Curitiba, PR – O Paraná cresceu em todos os setores econômicos monitorados pelo IBGE nos últimos doze meses. Os dados, divulgados nesta semana, mostram expansão simultânea em serviços, comércio, turismo e produção rural — algo raro mesmo entre os estados mais industrializados do país.
A Pesquisa Mensal de Serviços registrou alta de 2% no período. O índice é o maior da região Sul: Santa Catarina cresceu 1,4%; o Rio Grande do Sul, apenas 0,5%. O segmento de serviços é estratégico porque responde por parcela significativa dos empregos formais no estado.
Os destaques setoriais ficaram com comunicação e informação (3%), transporte e serviços auxiliares (2,5%), serviços profissionais e administrativos (0,8%) e a categoria “outros serviços” (6,3%), que inclui lavanderias, salões de beleza, estética e reparos domésticos.
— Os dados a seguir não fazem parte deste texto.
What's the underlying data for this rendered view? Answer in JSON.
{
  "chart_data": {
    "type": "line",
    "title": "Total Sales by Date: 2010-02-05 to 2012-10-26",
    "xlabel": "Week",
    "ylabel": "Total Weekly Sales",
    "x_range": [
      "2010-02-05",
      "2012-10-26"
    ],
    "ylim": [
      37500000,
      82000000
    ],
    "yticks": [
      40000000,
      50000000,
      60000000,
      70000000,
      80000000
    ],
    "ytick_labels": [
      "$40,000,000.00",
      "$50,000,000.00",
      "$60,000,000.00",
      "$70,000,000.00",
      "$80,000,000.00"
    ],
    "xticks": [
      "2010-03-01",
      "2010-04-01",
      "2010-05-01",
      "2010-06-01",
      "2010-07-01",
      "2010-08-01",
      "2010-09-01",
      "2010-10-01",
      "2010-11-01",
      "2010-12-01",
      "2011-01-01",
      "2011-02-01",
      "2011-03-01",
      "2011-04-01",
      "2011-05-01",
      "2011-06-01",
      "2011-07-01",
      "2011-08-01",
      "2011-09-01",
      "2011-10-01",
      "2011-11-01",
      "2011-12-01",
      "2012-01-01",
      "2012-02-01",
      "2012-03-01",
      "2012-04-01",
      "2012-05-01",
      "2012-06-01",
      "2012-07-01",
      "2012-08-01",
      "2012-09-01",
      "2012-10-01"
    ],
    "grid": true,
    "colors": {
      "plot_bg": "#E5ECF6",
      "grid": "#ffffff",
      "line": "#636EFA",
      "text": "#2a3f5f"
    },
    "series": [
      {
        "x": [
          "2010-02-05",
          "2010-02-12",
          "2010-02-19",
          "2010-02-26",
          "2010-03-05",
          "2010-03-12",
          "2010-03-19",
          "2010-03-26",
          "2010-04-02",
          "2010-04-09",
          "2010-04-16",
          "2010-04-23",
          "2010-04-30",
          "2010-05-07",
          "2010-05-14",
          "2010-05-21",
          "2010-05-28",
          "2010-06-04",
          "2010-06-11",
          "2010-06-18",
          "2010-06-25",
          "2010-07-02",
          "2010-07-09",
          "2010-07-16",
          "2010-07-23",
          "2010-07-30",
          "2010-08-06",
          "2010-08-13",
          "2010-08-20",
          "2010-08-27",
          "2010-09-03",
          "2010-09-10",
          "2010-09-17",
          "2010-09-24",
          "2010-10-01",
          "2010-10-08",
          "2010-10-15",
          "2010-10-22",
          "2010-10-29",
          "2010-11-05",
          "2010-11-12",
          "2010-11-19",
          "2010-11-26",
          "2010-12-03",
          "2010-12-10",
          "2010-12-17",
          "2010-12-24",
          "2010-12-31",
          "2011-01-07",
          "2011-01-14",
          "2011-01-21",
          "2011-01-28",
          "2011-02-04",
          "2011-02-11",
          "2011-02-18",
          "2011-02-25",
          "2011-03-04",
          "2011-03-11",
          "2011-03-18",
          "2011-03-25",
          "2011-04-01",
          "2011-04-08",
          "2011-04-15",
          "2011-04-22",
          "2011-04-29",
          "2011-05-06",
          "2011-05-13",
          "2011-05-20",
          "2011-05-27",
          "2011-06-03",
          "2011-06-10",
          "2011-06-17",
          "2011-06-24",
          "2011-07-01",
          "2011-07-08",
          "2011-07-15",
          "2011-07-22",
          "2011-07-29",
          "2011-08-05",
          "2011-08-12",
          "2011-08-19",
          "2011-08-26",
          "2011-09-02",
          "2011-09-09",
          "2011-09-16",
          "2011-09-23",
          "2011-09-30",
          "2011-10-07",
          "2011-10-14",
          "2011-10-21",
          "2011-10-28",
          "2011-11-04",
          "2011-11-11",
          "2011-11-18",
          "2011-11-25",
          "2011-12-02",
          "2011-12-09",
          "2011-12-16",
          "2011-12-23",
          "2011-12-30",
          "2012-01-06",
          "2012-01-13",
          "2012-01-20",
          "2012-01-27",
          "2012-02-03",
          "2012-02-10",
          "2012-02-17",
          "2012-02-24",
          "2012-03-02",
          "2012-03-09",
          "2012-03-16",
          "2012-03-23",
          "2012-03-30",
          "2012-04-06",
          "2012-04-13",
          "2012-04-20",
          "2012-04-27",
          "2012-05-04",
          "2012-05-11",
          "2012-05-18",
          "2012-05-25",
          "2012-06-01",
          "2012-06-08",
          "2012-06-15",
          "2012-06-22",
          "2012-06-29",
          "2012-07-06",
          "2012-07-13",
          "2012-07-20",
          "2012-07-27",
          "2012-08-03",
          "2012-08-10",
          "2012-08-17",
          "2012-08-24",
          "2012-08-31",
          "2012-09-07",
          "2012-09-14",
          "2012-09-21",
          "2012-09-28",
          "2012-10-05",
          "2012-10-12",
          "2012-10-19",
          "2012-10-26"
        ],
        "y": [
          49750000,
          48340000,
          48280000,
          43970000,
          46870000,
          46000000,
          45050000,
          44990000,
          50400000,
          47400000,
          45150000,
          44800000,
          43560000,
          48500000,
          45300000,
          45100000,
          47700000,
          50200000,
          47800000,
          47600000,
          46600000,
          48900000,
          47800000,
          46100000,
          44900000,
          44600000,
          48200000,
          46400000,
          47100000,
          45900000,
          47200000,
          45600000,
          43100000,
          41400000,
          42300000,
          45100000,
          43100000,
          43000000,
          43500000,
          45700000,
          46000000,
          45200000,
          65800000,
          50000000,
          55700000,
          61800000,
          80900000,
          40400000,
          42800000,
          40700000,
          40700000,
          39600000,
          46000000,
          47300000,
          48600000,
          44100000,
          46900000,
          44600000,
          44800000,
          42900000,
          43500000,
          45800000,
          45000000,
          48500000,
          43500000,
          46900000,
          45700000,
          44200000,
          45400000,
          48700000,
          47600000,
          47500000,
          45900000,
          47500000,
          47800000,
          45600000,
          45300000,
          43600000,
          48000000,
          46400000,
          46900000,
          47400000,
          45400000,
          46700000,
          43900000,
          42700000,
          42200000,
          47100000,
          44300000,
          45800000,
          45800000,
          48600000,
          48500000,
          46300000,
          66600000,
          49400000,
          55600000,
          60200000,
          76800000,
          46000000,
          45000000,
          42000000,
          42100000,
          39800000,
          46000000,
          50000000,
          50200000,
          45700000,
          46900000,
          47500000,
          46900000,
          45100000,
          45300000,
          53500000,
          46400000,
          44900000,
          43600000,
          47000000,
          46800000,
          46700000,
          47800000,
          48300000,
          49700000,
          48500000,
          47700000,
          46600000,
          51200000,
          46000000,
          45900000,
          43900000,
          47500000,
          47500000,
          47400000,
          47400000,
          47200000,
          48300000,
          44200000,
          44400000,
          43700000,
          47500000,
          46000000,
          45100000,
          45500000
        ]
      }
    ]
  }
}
O turismo paranaense avançou 1,8% no mesmo período. O número supera o de estados onde o setor é peça central da economia: Santa Catarina caiu 4,3%; Pernambuco recuou 0,5%; Ceará cresceu 1,3%; São Paulo, 1,6%; Alagoas, 0,4%.
No comércio, o varejo simples — sem automóveis e construção civil — expandiu 3,3%, mais que o dobro da média nacional de 1,4%. No varejo ampliado, que inclui todos os segmentos, o crescimento foi de 0,6%, cinco vezes superior ao do Brasil.
As maiores altas nas vendas vieram de eletrodomésticos (10,6%), artigos de uso pessoal e doméstico (10,3%), livros e papelaria (8%), móveis e eletrodomésticos (7,8%), hipermercados e supermercados (3,5%), artigos farmacêuticos (2,5%) e vestuário (1,5%).
Olhando apenas para 2026, o desempenho é ainda mais forte: o varejo simples cresceu 4%; o ampliado, 2,4%. Os destaques foram móveis (6,1%) e artigos de uso pessoal (10,7%).
A nova previsão nacional da safra, publicada na mesma semana, confirmou o Paraná como segundo maior produtor de grãos do país, com 13,7% do mercado — atrás de Mato Grosso (31,3%) e à frente de Rio Grande do Sul (10,7%), Goiás (9,7%), Mato Grosso do Sul (8,4%) e Minas Gerais (5,5%).
O estado registrou acréscimo de 93,6 mil toneladas em junho em relação a maio, uma das maiores variações positivas do país. As principais contribuições vieram da primeira safra de milho (15,6 mil toneladas) e da cevada, que cresceu 2,5% no período.